I stared at him a tad flustered and stammered back, “What the hell, no problems!” I could not say anything else. For most people, problems while unpleasant are not surprising in the way my good friend thought they were -- as if a corner could be found wherein all was smooth sailing. Perhaps if a perfect robot could be created and only responded to one’s needs, then a perfect relationship would happen. The other, the robot, would be a toy that is all. He could not understand my confusion on the matter, and left very angry that I would not agree with him that he was the victim.
About a week later he died in a car accident. It was his fault. He was drunk, and luckily no one else was hurt.
I mentioned him as a friend, but only in the broadest sense of the term. I would listen when he would come to me when in trouble, but I knew that we were not friends in the way it is commonly meant. I just never caused him any real trouble or problems. I was there for him to talk to. When I tried to bring in some other perspective, he would go blank and when I finished, he would simply continue his rant.
I was sad about his death, but there was no sense of personal loss because there was no real give or take in our talks or relationship. His living in the moment, and not hurting anyone (or so he believed) really got him back into a very lonely place -- a place he was unable to get himself out of. I often wonder if he really killed himself when he went off the road and hit that tree. It was on a straight lane, no rain and he hit the tree at full speed, no skid marks anywhere. In the course of my life, I can say I have met only a handful like him. Most I avoided, yet for some reason I liked the guy and was very sorry where his life took him.

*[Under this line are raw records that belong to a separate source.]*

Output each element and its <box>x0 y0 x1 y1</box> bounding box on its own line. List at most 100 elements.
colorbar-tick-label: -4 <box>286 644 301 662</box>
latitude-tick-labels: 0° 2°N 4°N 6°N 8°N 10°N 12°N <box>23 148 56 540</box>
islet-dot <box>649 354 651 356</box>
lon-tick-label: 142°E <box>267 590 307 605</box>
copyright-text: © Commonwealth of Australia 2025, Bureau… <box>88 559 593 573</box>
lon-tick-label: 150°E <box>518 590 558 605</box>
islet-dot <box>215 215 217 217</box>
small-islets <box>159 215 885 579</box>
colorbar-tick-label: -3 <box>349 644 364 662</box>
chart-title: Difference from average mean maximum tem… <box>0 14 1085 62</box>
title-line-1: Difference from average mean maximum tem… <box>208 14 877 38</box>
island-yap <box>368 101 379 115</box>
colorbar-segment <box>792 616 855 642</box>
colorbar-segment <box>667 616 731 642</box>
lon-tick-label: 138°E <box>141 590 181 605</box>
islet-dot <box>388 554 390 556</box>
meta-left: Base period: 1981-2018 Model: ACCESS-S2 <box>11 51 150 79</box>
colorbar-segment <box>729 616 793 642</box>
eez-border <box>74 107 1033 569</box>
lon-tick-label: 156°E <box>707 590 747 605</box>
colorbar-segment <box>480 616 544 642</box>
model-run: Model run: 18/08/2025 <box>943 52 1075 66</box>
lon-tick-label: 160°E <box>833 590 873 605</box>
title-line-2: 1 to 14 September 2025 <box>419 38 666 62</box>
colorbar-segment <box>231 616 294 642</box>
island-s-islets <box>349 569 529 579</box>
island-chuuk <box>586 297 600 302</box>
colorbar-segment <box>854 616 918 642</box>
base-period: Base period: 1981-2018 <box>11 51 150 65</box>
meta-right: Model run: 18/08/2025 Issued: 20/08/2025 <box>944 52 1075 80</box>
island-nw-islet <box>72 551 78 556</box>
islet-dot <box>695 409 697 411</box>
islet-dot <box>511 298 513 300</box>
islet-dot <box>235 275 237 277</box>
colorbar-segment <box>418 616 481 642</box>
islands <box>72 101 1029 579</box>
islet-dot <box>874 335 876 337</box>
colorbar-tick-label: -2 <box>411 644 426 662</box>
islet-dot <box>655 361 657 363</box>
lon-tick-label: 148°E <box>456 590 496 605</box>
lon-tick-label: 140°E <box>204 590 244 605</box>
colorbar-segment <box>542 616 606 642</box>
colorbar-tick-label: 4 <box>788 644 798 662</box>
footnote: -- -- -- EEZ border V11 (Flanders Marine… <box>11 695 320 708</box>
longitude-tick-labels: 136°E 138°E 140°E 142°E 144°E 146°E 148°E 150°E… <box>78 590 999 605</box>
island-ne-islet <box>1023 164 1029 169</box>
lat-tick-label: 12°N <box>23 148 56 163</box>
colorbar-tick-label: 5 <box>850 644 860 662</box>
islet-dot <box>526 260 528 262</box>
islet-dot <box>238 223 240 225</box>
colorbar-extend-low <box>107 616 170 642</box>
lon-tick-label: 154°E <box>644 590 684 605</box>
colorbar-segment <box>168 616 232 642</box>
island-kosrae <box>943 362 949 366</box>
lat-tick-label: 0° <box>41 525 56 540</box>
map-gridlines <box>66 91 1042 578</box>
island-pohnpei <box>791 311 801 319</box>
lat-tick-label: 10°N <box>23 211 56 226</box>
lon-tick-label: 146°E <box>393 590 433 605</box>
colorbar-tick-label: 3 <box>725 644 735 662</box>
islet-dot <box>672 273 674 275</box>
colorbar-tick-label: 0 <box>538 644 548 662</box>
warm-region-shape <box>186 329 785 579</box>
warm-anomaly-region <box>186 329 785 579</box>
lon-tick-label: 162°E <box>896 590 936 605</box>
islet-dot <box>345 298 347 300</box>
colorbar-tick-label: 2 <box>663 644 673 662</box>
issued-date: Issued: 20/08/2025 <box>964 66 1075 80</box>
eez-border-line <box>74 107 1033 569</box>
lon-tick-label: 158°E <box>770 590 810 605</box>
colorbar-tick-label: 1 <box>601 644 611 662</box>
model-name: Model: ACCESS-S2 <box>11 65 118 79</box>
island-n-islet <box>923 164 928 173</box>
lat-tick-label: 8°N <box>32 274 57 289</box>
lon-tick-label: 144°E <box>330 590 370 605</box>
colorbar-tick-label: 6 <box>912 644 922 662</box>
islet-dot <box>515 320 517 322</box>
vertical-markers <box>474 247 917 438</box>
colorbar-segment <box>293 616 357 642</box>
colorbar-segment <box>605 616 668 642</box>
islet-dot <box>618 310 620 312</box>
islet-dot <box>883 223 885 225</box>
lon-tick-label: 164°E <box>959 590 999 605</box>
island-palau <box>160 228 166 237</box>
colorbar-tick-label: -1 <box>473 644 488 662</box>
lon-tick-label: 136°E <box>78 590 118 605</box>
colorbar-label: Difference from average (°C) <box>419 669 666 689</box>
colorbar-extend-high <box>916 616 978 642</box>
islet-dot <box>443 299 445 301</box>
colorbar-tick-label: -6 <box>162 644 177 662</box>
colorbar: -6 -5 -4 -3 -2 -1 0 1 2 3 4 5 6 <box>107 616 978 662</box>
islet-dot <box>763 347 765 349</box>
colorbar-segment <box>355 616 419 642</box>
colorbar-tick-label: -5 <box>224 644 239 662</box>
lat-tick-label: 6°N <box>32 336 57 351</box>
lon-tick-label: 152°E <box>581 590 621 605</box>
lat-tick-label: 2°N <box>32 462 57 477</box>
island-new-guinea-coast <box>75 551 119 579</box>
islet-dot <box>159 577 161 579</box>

I believe the reason I liked him, and also the reason he at times drove me crazy, was because he reminded me of one of my inner voices; in other words what I saw in him was in fact living in myself. His outsides showed me part of my insides. I do tend to isolate, which for me is destructive and self centered -- a life long struggle. One that I don’t always win and I pay a heavy price when I can’t break out of it. Though as I get older, isolation is giving way to more solitude, which is quantitatively different. He was free in a certain way in how he could treat people, a freedom he seemed unwilling to give up or perhaps he could not, not sure.
I do believe it is conscious choices that we find the kind for freedom that leads to a larger reality and not one that will back us into corners. He died in 1995 aged 68.
Looking back at your life so far, have there been times when you've "lived for the moment"? Did those times turn out beneficial or detrimental? If you choose not to live for the moment, what do you live for, and how does that impact the quality of your life and relationships? Is there a way to still live in the moment that isn't so negative?